Single-GPU long-context finding:

- `-c 65536` on GPU0 (16 GB) requires at least `--n-cpu-moe 47` to fit reliably.

8k sweep proxy (single GPU, tuned path):

- `b=2048,ub=512` -> `avg_tg ~27.9 tok/s`
- `b=3072,ub=768` -> `avg_tg ~28.4 tok/s` (best TG)
- `b=4096,ub=1024` -> `avg_tg ~26.9 tok/s`

Recommended serving baseline:

- `CUDA_VISIBLE_DEVICES=0`
- `-c 65536 -b 3072 -ub 768 -t 8 -fa on -ngl 999 --n-cpu-moe 47 -rtr`

## Final Benchmark Matrix (8k context proxy)

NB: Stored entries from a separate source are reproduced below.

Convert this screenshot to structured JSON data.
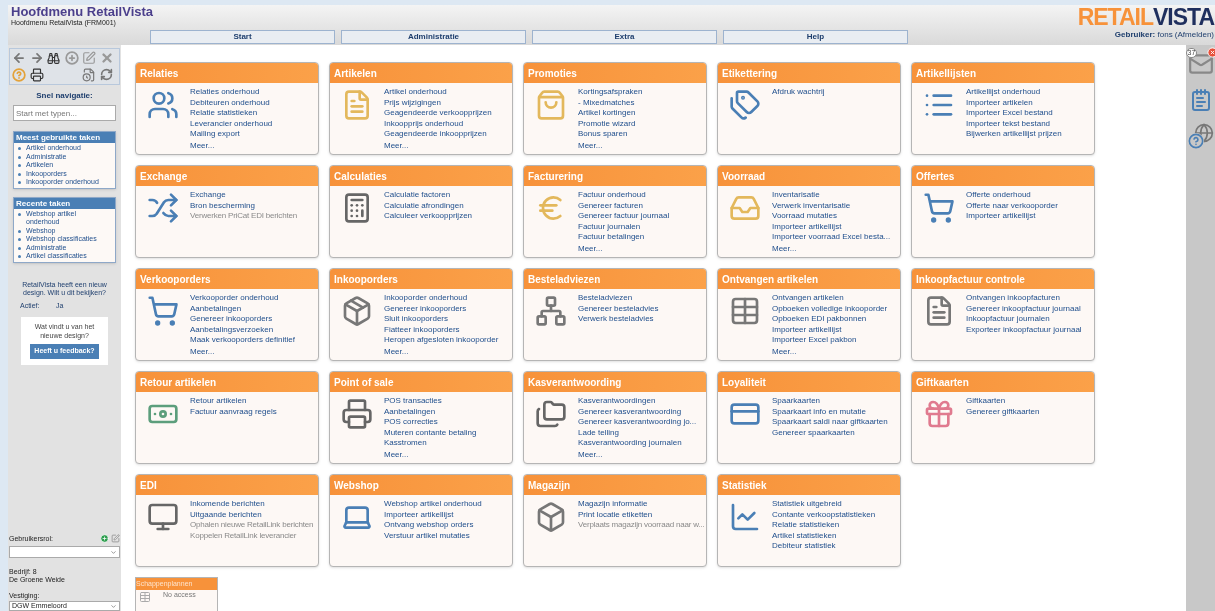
{
  "header": {
    "title": "Hoofdmenu RetailVista",
    "subtitle": "Hoofdmenu RetailVista (FRM001)",
    "logo": {
      "first": "RETAIL",
      "second": "VISTA"
    },
    "user": "**Gebruiker:** fons (Afmelden)"
  },
  "nav": [
    {
      "label": "Start"
    },
    {
      "label": "Administratie"
    },
    {
      "label": "Extra"
    },
    {
      "label": "Help"
    }
  ],
  "sidebar": {
    "quick_nav": {
      "label": "Snel navigatie:",
      "placeholder": "Start met typen..."
    },
    "most_used": {
      "title": "Meest gebruikte taken",
      "items": [
        "Artikel onderhoud",
        "Administratie",
        "Artikelen",
        "Inkooporders",
        "Inkooporder onderhoud"
      ]
    },
    "recent": {
      "title": "Recente taken",
      "items": [
        "Webshop artikel onderhoud",
        "Webshop",
        "Webshop classificaties",
        "Administratie",
        "Artikel classificaties"
      ]
    },
    "notice": "RetailVista heeft een nieuw design. Wilt u dit bekijken?",
    "active": {
      "label": "Actief:",
      "value": "Ja"
    },
    "feedback": {
      "question": "Wat vindt u van het nieuwe design?",
      "button": "Heeft u feedback?"
    },
    "role": {
      "label": "Gebruikersrol:"
    },
    "company": {
      "line": "Bedrijf: 8",
      "name": "De Groene Weide"
    },
    "branch": {
      "label": "Vestiging:",
      "value": "DGW Emmeloord"
    }
  },
  "tiles": [
    {
      "title": "Relaties",
      "links": [
        {
          "text": "Relaties onderhoud",
          "disabled": false
        },
        {
          "text": "Debiteuren onderhoud",
          "disabled": false
        },
        {
          "text": "Relatie statistieken",
          "disabled": false
        },
        {
          "text": "Leverancier onderhoud",
          "disabled": false
        },
        {
          "text": "Mailing export",
          "disabled": false
        }
      ],
      "more": "Meer..."
    },
    {
      "title": "Artikelen",
      "links": [
        {
          "text": "Artikel onderhoud",
          "disabled": false
        },
        {
          "text": "Prijs wijzigingen",
          "disabled": false
        },
        {
          "text": "Geagendeerde verkoopprijzen",
          "disabled": false
        },
        {
          "text": "Inkoopprijs onderhoud",
          "disabled": false
        },
        {
          "text": "Geagendeerde inkoopprijzen",
          "disabled": false
        }
      ],
      "more": "Meer..."
    },
    {
      "title": "Promoties",
      "links": [
        {
          "text": "Kortingsafspraken",
          "disabled": false
        },
        {
          "text": "- Mixedmatches",
          "disabled": false
        },
        {
          "text": "Artikel kortingen",
          "disabled": false
        },
        {
          "text": "Promotie wizard",
          "disabled": false
        },
        {
          "text": "Bonus sparen",
          "disabled": false
        }
      ],
      "more": "Meer..."
    },
    {
      "title": "Etikettering",
      "links": [
        {
          "text": "Afdruk wachtrij",
          "disabled": false
        }
      ]
    },
    {
      "title": "Artikellijsten",
      "links": [
        {
          "text": "Artikellijst onderhoud",
          "disabled": false
        },
        {
          "text": "Importeer artikelen",
          "disabled": false
        },
        {
          "text": "Importeer Excel bestand",
          "disabled": false
        },
        {
          "text": "Importeer tekst bestand",
          "disabled": false
        },
        {
          "text": "Bijwerken artikellijst prijzen",
          "disabled": false
        }
      ]
    },
    {
      "title": "Exchange",
      "links": [
        {
          "text": "Exchange",
          "disabled": false
        },
        {
          "text": "Bron bescherming",
          "disabled": false
        },
        {
          "text": "Verwerken PriCat EDI berichten",
          "disabled": true
        }
      ]
    },
    {
      "title": "Calculaties",
      "links": [
        {
          "text": "Calculatie factoren",
          "disabled": false
        },
        {
          "text": "Calculatie afrondingen",
          "disabled": false
        },
        {
          "text": "Calculeer verkoopprijzen",
          "disabled": false
        }
      ]
    },
    {
      "title": "Facturering",
      "links": [
        {
          "text": "Factuur onderhoud",
          "disabled": false
        },
        {
          "text": "Genereer facturen",
          "disabled": false
        },
        {
          "text": "Genereer factuur journaal",
          "disabled": false
        },
        {
          "text": "Factuur journalen",
          "disabled": false
        },
        {
          "text": "Factuur betalingen",
          "disabled": false
        }
      ],
      "more": "Meer..."
    },
    {
      "title": "Voorraad",
      "links": [
        {
          "text": "Inventarisatie",
          "disabled": false
        },
        {
          "text": "Verwerk inventarisatie",
          "disabled": false
        },
        {
          "text": "Voorraad mutaties",
          "disabled": false
        },
        {
          "text": "Importeer artikellijst",
          "disabled": false
        },
        {
          "text": "Importeer voorraad Excel besta...",
          "disabled": false
        }
      ],
      "more": "Meer..."
    },
    {
      "title": "Offertes",
      "links": [
        {
          "text": "Offerte onderhoud",
          "disabled": false
        },
        {
          "text": "Offerte naar verkooporder",
          "disabled": false
        },
        {
          "text": "Importeer artikellijst",
          "disabled": false
        }
      ]
    },
    {
      "title": "Verkooporders",
      "links": [
        {
          "text": "Verkooporder onderhoud",
          "disabled": false
        },
        {
          "text": "Aanbetalingen",
          "disabled": false
        },
        {
          "text": "Genereer inkooporders",
          "disabled": false
        },
        {
          "text": "Aanbetalingsverzoeken",
          "disabled": false
        },
        {
          "text": "Maak verkooporders definitief",
          "disabled": false
        }
      ],
      "more": "Meer..."
    },
    {
      "title": "Inkooporders",
      "links": [
        {
          "text": "Inkooporder onderhoud",
          "disabled": false
        },
        {
          "text": "Genereer inkooporders",
          "disabled": false
        },
        {
          "text": "Sluit inkooporders",
          "disabled": false
        },
        {
          "text": "Fiatteer inkooporders",
          "disabled": false
        },
        {
          "text": "Heropen afgesloten inkooporder",
          "disabled": false
        }
      ],
      "more": "Meer..."
    },
    {
      "title": "Besteladviezen",
      "links": [
        {
          "text": "Besteladviezen",
          "disabled": false
        },
        {
          "text": "Genereer besteladvies",
          "disabled": false
        },
        {
          "text": "Verwerk besteladvies",
          "disabled": false
        }
      ]
    },
    {
      "title": "Ontvangen artikelen",
      "links": [
        {
          "text": "Ontvangen artikelen",
          "disabled": false
        },
        {
          "text": "Opboeken volledige inkooporder",
          "disabled": false
        },
        {
          "text": "Opboeken EDI pakbonnen",
          "disabled": false
        },
        {
          "text": "Importeer artikellijst",
          "disabled": false
        },
        {
          "text": "Importeer Excel pakbon",
          "disabled": false
        }
      ],
      "more": "Meer..."
    },
    {
      "title": "Inkoopfactuur controle",
      "links": [
        {
          "text": "Ontvangen inkoopfacturen",
          "disabled": false
        },
        {
          "text": "Genereer inkoopfactuur journaal",
          "disabled": false
        },
        {
          "text": "Inkoopfactuur journalen",
          "disabled": false
        },
        {
          "text": "Exporteer inkoopfactuur journaal",
          "disabled": false
        }
      ]
    },
    {
      "title": "Retour artikelen",
      "links": [
        {
          "text": "Retour artikelen",
          "disabled": false
        },
        {
          "text": "Factuur aanvraag regels",
          "disabled": false
        }
      ]
    },
    {
      "title": "Point of sale",
      "links": [
        {
          "text": "POS transacties",
          "disabled": false
        },
        {
          "text": "Aanbetalingen",
          "disabled": false
        },
        {
          "text": "POS correcties",
          "disabled": false
        },
        {
          "text": "Muteren contante betaling",
          "disabled": false
        },
        {
          "text": "Kasstromen",
          "disabled": false
        }
      ],
      "more": "Meer..."
    },
    {
      "title": "Kasverantwoording",
      "links": [
        {
          "text": "Kasverantwoordingen",
          "disabled": false
        },
        {
          "text": "Genereer kasverantwoording",
          "disabled": false
        },
        {
          "text": "Genereer kasverantwoording jo...",
          "disabled": false
        },
        {
          "text": "Lade telling",
          "disabled": false
        },
        {
          "text": "Kasverantwoording journalen",
          "disabled": false
        }
      ],
      "more": "Meer..."
    },
    {
      "title": "Loyaliteit",
      "links": [
        {
          "text": "Spaarkaarten",
          "disabled": false
        },
        {
          "text": "Spaarkaart info en mutatie",
          "disabled": false
        },
        {
          "text": "Spaarkaart saldi naar giftkaarten",
          "disabled": false
        },
        {
          "text": "Genereer spaarkaarten",
          "disabled": false
        }
      ]
    },
    {
      "title": "Giftkaarten",
      "links": [
        {
          "text": "Giftkaarten",
          "disabled": false
        },
        {
          "text": "Genereer giftkaarten",
          "disabled": false
        }
      ]
    },
    {
      "title": "EDI",
      "links": [
        {
          "text": "Inkomende berichten",
          "disabled": false
        },
        {
          "text": "Uitgaande berichten",
          "disabled": false
        },
        {
          "text": "Ophalen nieuwe RetailLink berichten",
          "disabled": true
        },
        {
          "text": "Koppelen RetailLink leverancier",
          "disabled": true
        }
      ]
    },
    {
      "title": "Webshop",
      "links": [
        {
          "text": "Webshop artikel onderhoud",
          "disabled": false
        },
        {
          "text": "Importeer artikellijst",
          "disabled": false
        },
        {
          "text": "Ontvang webshop orders",
          "disabled": false
        },
        {
          "text": "Verstuur artikel mutaties",
          "disabled": false
        }
      ]
    },
    {
      "title": "Magazijn",
      "links": [
        {
          "text": "Magazijn informatie",
          "disabled": false
        },
        {
          "text": "Print locatie etiketten",
          "disabled": false
        },
        {
          "text": "Verplaats magazijn voorraad naar w...",
          "disabled": true
        }
      ]
    },
    {
      "title": "Statistiek",
      "links": [
        {
          "text": "Statistiek uitgebreid",
          "disabled": false
        },
        {
          "text": "Contante verkoopstatistieken",
          "disabled": false
        },
        {
          "text": "Relatie statistieken",
          "disabled": false
        },
        {
          "text": "Artikel statistieken",
          "disabled": false
        },
        {
          "text": "Debiteur statistiek",
          "disabled": false
        }
      ]
    }
  ],
  "restricted_tile": {
    "title": "Schappenplannen",
    "note": "No access"
  },
  "side_tools": {
    "mail_count": "37"
  }
}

All four builds were benchmarked with matched parameters and explicit `-mmp 0` for fairness.

Common args:

- `-m /models/qwen3-next-coder.gguf -p 8192 -n 128 -b 3072 -ub 768 -t 8 -r 1`
- CUDA runs: `CUDA_VISIBLE_DEVICES=0 -fa 1 -ngl 999 --n-cpu-moe 47 -mmp 0`
- CPU runs: `-fa 0 -ngl 0 --n-cpu-moe 0 -mmp 0`

| Build | PP (tok/s) | TG (tok/s) |
|---|---:|---:|
| `ik` CUDA | 204.614 | 28.979 |
| mainline CUDA | 184.521 | 22.012 |
| `ik` CPU | 49.795 | 12.681 |
| mainline CPU | 51.674 | 7.299 |

Relative (`ik` vs mainline):

- CUDA PP: `+10.9%`
- CUDA TG: `+31.7%`
- CPU PP: `-3.6%`
- CPU TG: `+73.7%`

## Notes

- CPU-only Qwen3Next with `-fa 1` is now guarded in ik: FA is auto-disabled with a warning for `n_gpu_layers == 0` to avoid the prior `iqk_fa_templates.h` assert path.
- `ik` benchmark JSON currently includes some non-JSON log lines in stdout around context creation; parsing should tolerate that.
- Fused DeltaNet mode mapping has been updated in code:
  - `0` / unset: non-fused
  - `1`: fused only for `n_tok > 1` (safe mode)
  - `2`: fused on all token counts (experimental; decode-quality regression observed)
- Added manual regression runner for fused-mode safety checks:
  - `scripts/qwen3next-fused-regression.sh`
  - Example:
    - `BIN=./build-qwen3next-fix/bin/llama-perplexity scripts/qwen3next-fused-regression.sh --model /models/qwen3-next-coder.gguf --ctx 2048 --decode-b 1 --decode-ub 1 --prefill-b 2048 --prefill-ub 512 --ngl 47 --n-cpu-moe 40`
- Also integrated into the broader eval harness:
  - `scripts/qwen3next-eval.sh --with-gpu --with-fused-regression ...`
  - Results are surfaced in `SUMMARY.md` under `IK Fused Delta Regression`.
- Fused regression now enforces absolute non-fused sanity too:
  - mode0 decode/prefill PPL must stay below configurable thresholds (defaults: `10.0` / `10.0`).
- Added unified Qwen3Next regression entrypoint for ongoing checks:
  - `scripts/qwen3next-regression.sh --model /path/to/qwen3-next-coder.gguf`
  - Outputs `SUMMARY.md` + per-step logs under `/tmp/qwen3next-regression/<timestamp>/`.
- Added CLI plumbing for fused mode control (no raw env required):
  - `--qwen3next-fused-delta {0|1|2}`
  - This sets `LLAMA_QWEN3NEXT_FUSED_DELTA` for the current process.